Even worse are reports that many tradesmen flee their worksite whenever the authorities swoop down on illegal immigrants.
At least two Guyanese carpenters claim they have lost money, having invested it in legal fees to legalise their status in Barbados.
“We paid a lawyer to look after our work permits but the people even investigating him,” one of the carpenters told Kaieteur News by telephone.
“These people stopping bus and you have to jump out the window and run. When they come at your worksite, you have to run and leave your tools and, they seizing it so you have to start all over again to buy them back. Even if you in the supermarket you might have to run and leave your goods,” the other carpenter explained.
Although some persons claim that the reports are exaggerated, several Guyanese are taking no chances. The Guyanese tradesmen claim that since the Prime Minister’s announcement, many illegal immigrants including other Caribbean nationals have been fearful to go and renew their work permits.
“What happen if you go to renew your work permit and they hold on to you and send you home? So a lot of people now working illegally because they frighten to go in,” the carpenter argued.
Already many illegal Guyanese immigrants are preparing for the worst and have started packing their personal belongings, including household articles to ship back home.
In a telephone interview with this newspaper, a Guyanese electrician who has been working in Barbados for the past six years said that he is prepared to leave should the island’s immigration authorities catch up with him.
“Since I’m here, I had bought a television set, washing machine, microwave and other things to make my apartment comfortable. I will start shipping them home because if they catch me and deport me these things will be left behind and I will loose a lot of money,” the electrician told Kaieteur News. Another bone of contention raised by some Guyanese is the sudden increase in the house rent imposed by Barbadian homeowners.
The electrician explained that when Barbados had experienced a construction boom a few years back, many of the citizens there had taken mortgages, which were used to extend their properties to accommodate the influx of foreign workers. These properties were rented to the migrant for a fee, which enabled the homeowners to repay the mortgages.
Now that the crackdown has been launched several persons have been returning either voluntarily or involuntarily to their respective homelands, leaving the homeowners with their unpaid mortgages.
To counter this situation it was reported that many of these homeowners have jacked up the rent for the remaining immigrants, a move that has angered many.
“I making sure I got my passage because when they catch you, you could be detained for long until there is money to deport you,” the electrician said.
Just last week General Secretary of Guyana’s ruling People’s Progressive Party, Donald Ramotar had accused the Barbadian government of using Guyanese as the scapegoat for their current economic situation.

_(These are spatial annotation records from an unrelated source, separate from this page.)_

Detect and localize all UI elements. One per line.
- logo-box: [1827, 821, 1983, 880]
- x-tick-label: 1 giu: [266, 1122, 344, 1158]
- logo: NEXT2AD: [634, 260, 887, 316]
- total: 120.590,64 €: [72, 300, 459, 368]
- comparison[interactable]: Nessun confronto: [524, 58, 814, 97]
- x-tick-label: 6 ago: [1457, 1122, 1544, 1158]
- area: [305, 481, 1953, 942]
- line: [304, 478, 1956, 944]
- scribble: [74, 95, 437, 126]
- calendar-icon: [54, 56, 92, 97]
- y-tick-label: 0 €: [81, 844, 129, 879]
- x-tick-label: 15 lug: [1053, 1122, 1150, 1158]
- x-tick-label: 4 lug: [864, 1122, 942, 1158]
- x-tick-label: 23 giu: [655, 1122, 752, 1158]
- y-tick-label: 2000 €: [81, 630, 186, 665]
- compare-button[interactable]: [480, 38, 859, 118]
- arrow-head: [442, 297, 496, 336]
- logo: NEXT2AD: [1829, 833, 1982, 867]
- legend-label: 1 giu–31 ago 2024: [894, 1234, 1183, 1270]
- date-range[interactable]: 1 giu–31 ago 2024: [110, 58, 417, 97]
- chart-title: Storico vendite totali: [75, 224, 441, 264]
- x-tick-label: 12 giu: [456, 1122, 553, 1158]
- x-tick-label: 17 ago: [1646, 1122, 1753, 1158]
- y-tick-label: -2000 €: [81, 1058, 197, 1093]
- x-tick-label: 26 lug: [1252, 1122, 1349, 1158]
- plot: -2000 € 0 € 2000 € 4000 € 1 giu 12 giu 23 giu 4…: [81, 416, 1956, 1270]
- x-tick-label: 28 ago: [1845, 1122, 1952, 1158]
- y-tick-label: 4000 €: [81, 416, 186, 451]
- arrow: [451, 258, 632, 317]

“Now in particular, with the economic downturn that is having a significant effect on the Barbados economy…Guyanese are being made the scapegoats,” Ramotar told Kaieteur news in an invited comment.
He said that it is a real pity that the Barbados government is behaving in this manner, since Guyana and Barbados has very long links with persons in both countries having inter-relations and family ties.
“It is very sad when a government will be using these type of nationalistic behaviour to break up a relationship that has been built over centuries with people of common history,” the PPP General Secretary said. The move by the Barbados government has been criticized by several persons including CARICOM Secretary General Edwin Carrington and Prime Minister Ralph Gonsalves of St. Vincent and the Grenadines.